FlorisBoard's NLP (Natural Language Processing) system provides text prediction, autocorrect, spell checking, and word suggestions through a pluggable provider architecture.

Introduction

The prediction engine is built on a flexible provider system that allows different NLP implementations for various languages and use cases.
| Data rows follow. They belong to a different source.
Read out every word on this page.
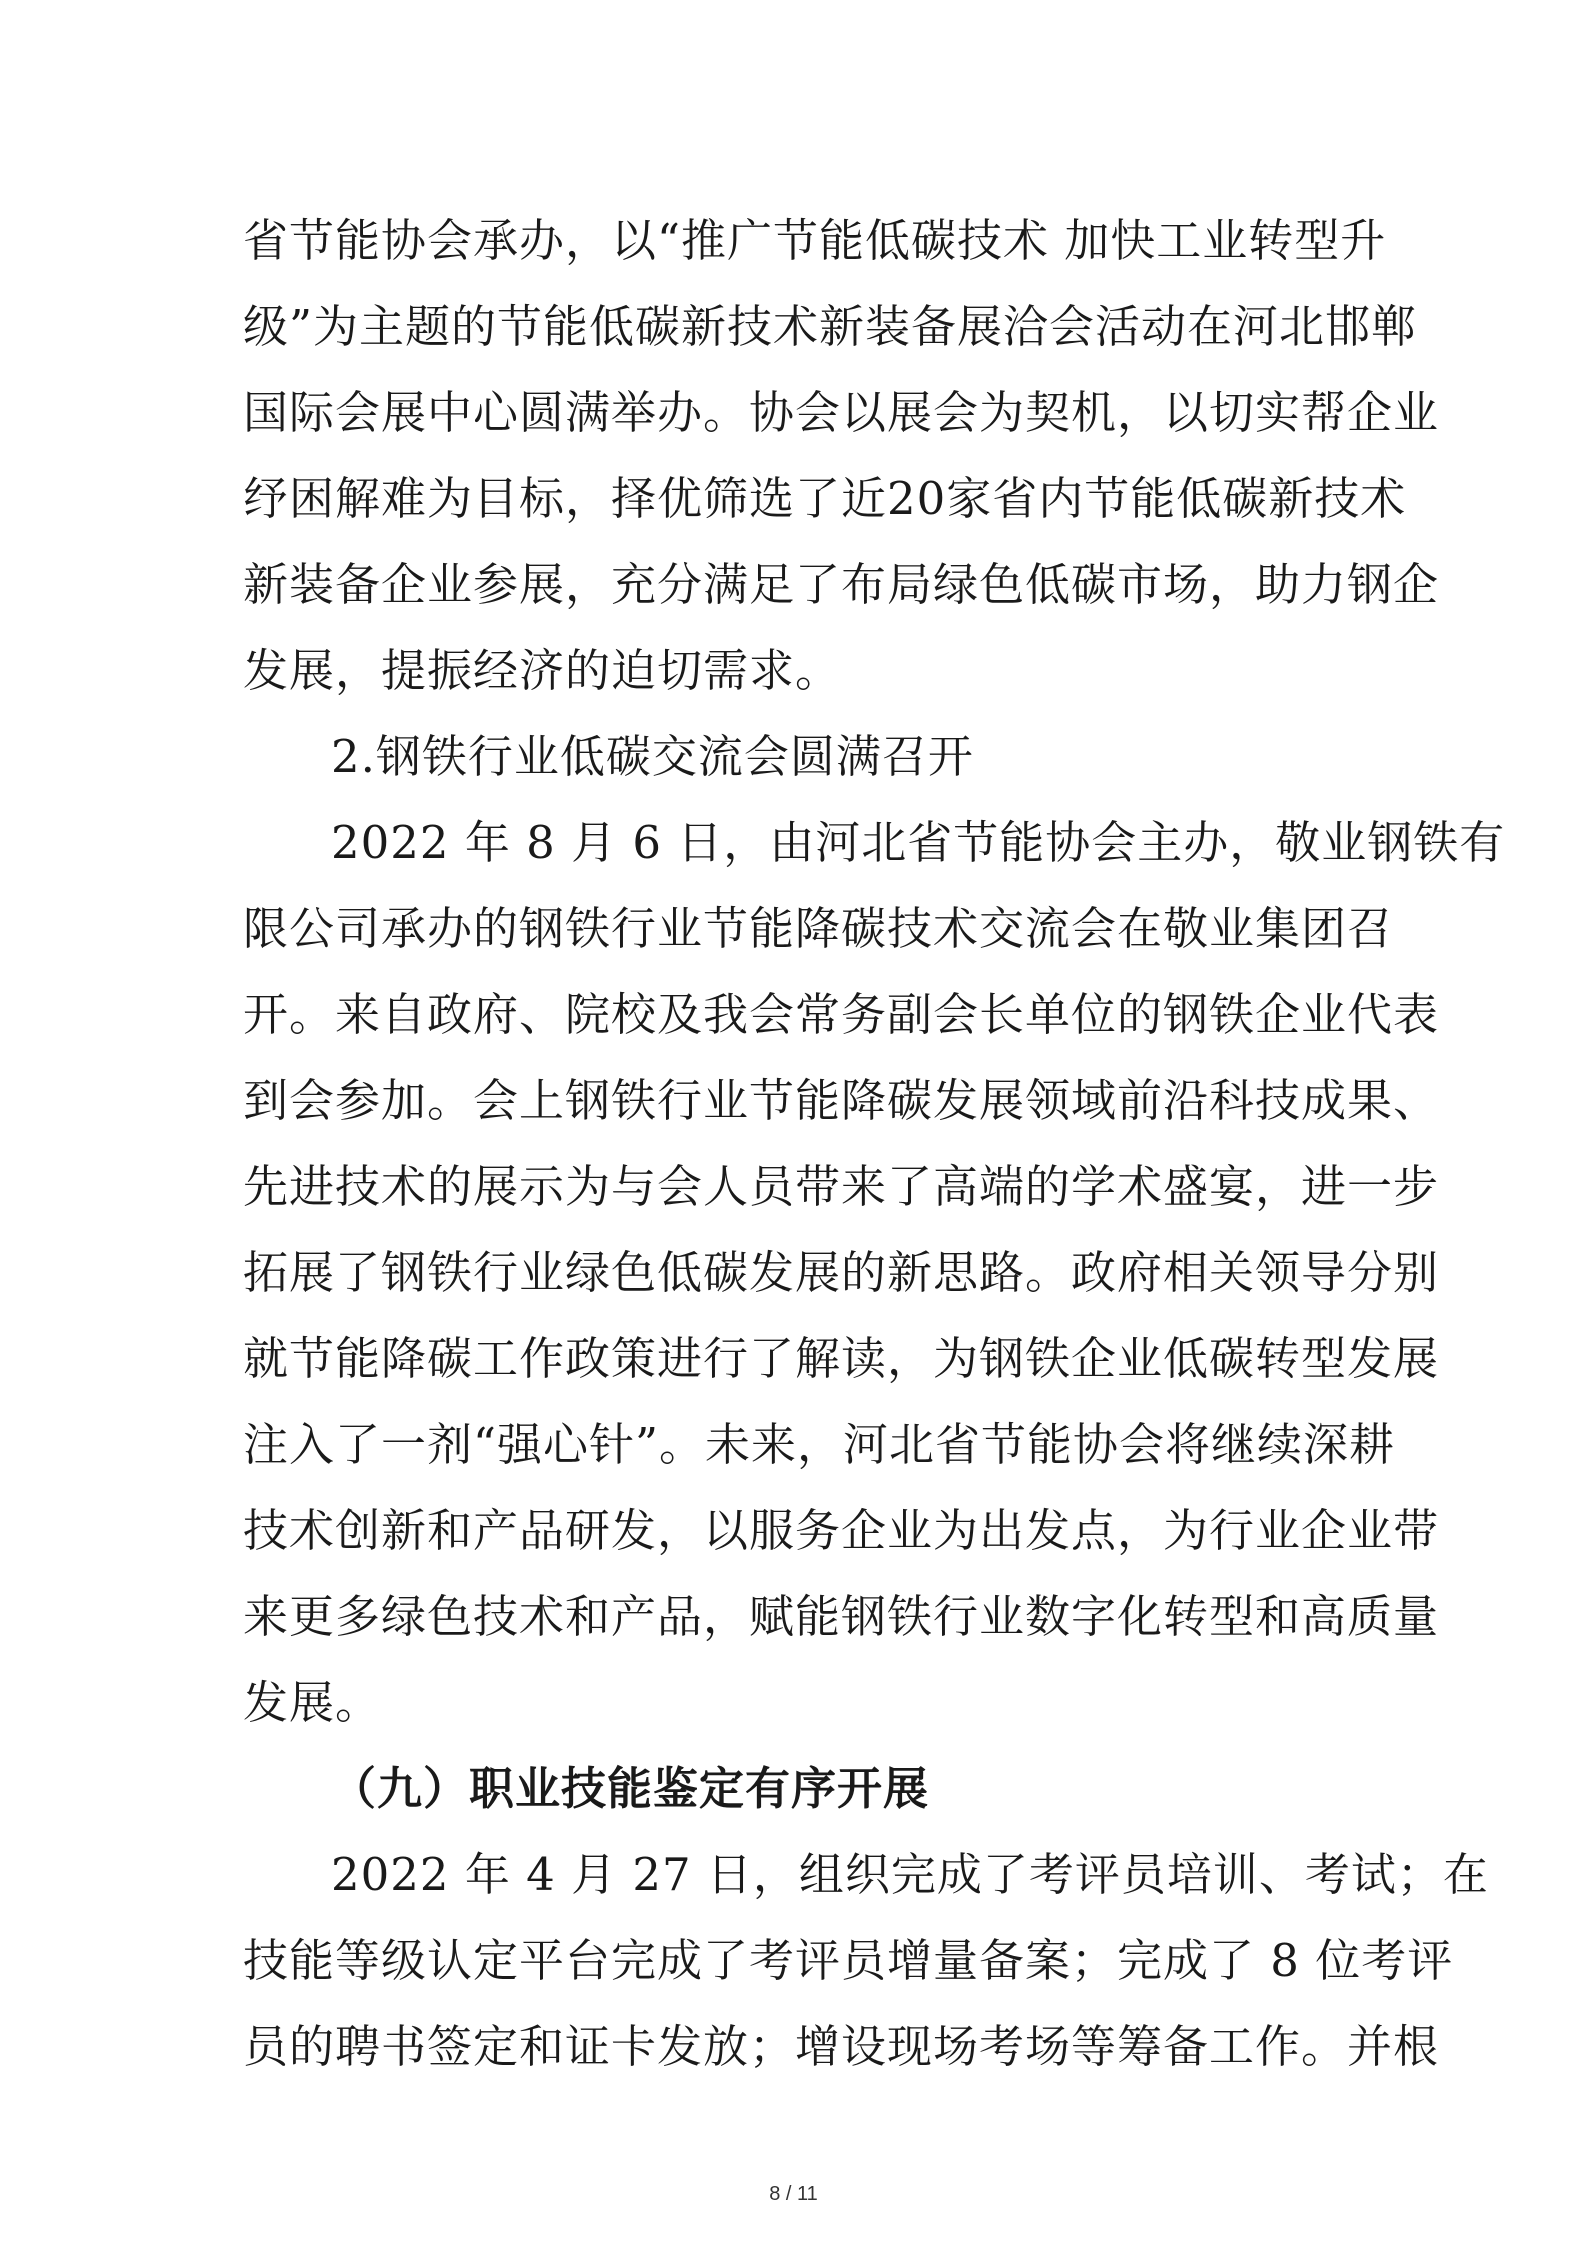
省节能协会承办，以“推广节能低碳技术 加快工业转型升
级”为主题的节能低碳新技术新装备展洽会活动在河北邯郸
国际会展中心圆满举办。协会以展会为契机，以切实帮企业
纾困解难为目标，择优筛选了近20家省内节能低碳新技术
新装备企业参展，充分满足了布局绿色低碳市场，助力钢企
发展，提振经济的迫切需求。
2.钢铁行业低碳交流会圆满召开
2022 年 8 月 6 日，由河北省节能协会主办，敬业钢铁有
限公司承办的钢铁行业节能降碳技术交流会在敬业集团召
开。来自政府、院校及我会常务副会长单位的钢铁企业代表
到会参加。会上钢铁行业节能降碳发展领域前沿科技成果、
先进技术的展示为与会人员带来了高端的学术盛宴，进一步
拓展了钢铁行业绿色低碳发展的新思路。政府相关领导分别
就节能降碳工作政策进行了解读，为钢铁企业低碳转型发展
注入了一剂“强心针”。未来，河北省节能协会将继续深耕
技术创新和产品研发，以服务企业为出发点，为行业企业带
来更多绿色技术和产品，赋能钢铁行业数字化转型和高质量
发展。
（九）职业技能鉴定有序开展
2022 年 4 月 27 日，组织完成了考评员培训、考试；在
技能等级认定平台完成了考评员增量备案；完成了 8 位考评
员的聘书签定和证卡发放；增设现场考场等筹备工作。并根
8 / 11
The system supports:

  • Word Suggestions: Next-word prediction based on context
  • Spell Checking: Real-time spelling correction
  • Autocorrect: Automatic correction of typos
  • Emoji Suggestions: Emoji recommendations based on text
  • Clipboard Suggestions: Quick access to recent clipboard items

Key Concepts

NLP Provider Architecture

FlorisBoard uses an abstract provider interface that allows pluggable NLP implementations:

interface NlpProvider {
val providerId: String
suspend fun create()
suspend fun preload(subtype: Subtype)
}

Provider Types

SuggestionProvider

Provides word suggestions and autocorrect:

interface SuggestionProvider : NlpProvider {
suspend fun suggest(
subtype: Subtype,
content: EditorContent,
maxCandidateCount: Int,
allowPossiblyOffensive: Boolean,
isPrivateSession: Boolean,
): List<SuggestionCandidate>

suspend fun notifySuggestionAccepted(subtype: Subtype, candidate: SuggestionCandidate)
suspend fun notifySuggestionReverted(subtype: Subtype, candidate: SuggestionCandidate)
suspend fun removeSuggestion(subtype: Subtype, candidate: SuggestionCandidate): Boolean
suspend fun getListOfWords(subtype: Subtype): List<String>
suspend fun getFrequencyForWord(subtype: Subtype, word: String): Double
}

SpellingProvider

Provides spell checking services:

interface SpellingProvider : NlpProvider {
suspend fun spell(
subtype: Subtype,
word: String,
precedingWords: List<String>,
followingWords: List<String>,
maxSuggestionCount: Int,
allowPossiblyOffensive: Boolean,
isPrivateSession: Boolean,
): SpellingResult
}

NlpManager

The central coordinator for all NLP operations:

class NlpManager(context: Context) {
private val activeCandidates = mutableStateListOf<SuggestionCandidate>()
private val internalSuggestions = guardedByLock { 0L to emptyList<SuggestionCandidate>() }

fun suggest(subtype: Subtype, content: EditorContent)
suspend fun spell(
subtype: Subtype,
word: String,
precedingWords: List<String>,
followingWords: List<String>,
maxSuggestionCount: Int,
): SpellingResult
}

Suggestion Candidates

Different types of suggestions:

sealed class SuggestionCandidate {
abstract val text: String
abstract val confidence: Double
abstract val isEligibleForAutoCommit: Boolean
}

data class WordSuggestionCandidate(
override val text: String,
val secondaryText: String? = null,
override val confidence: Double,
override val isEligibleForAutoCommit: Boolean,
val sourceProvider: SuggestionProvider,
) : SuggestionCandidate()

data class ClipboardSuggestionCandidate(
val item: ClipboardItem,
val sourceProvider: SuggestionProvider,
) : SuggestionCandidate()

data class EmojiSuggestionCandidate(
val emoji: Emoji,
override val confidence: Double,
) : SuggestionCandidate()

Spelling Results

sealed class SpellingResult {
abstract val suggestionsInfo: SuggestionsInfo

data class ValidWord(...) : SpellingResult()
data class Typo(val suggestions: Array<String>) : SpellingResult()
data class GrammarError(val suggestions: Array<String>) : SpellingResult()
data class Unspecified(...) : SpellingResult()
}

Implementation Details

Suggestion Flow

User Types → EditorInstance → NlpManager.suggest()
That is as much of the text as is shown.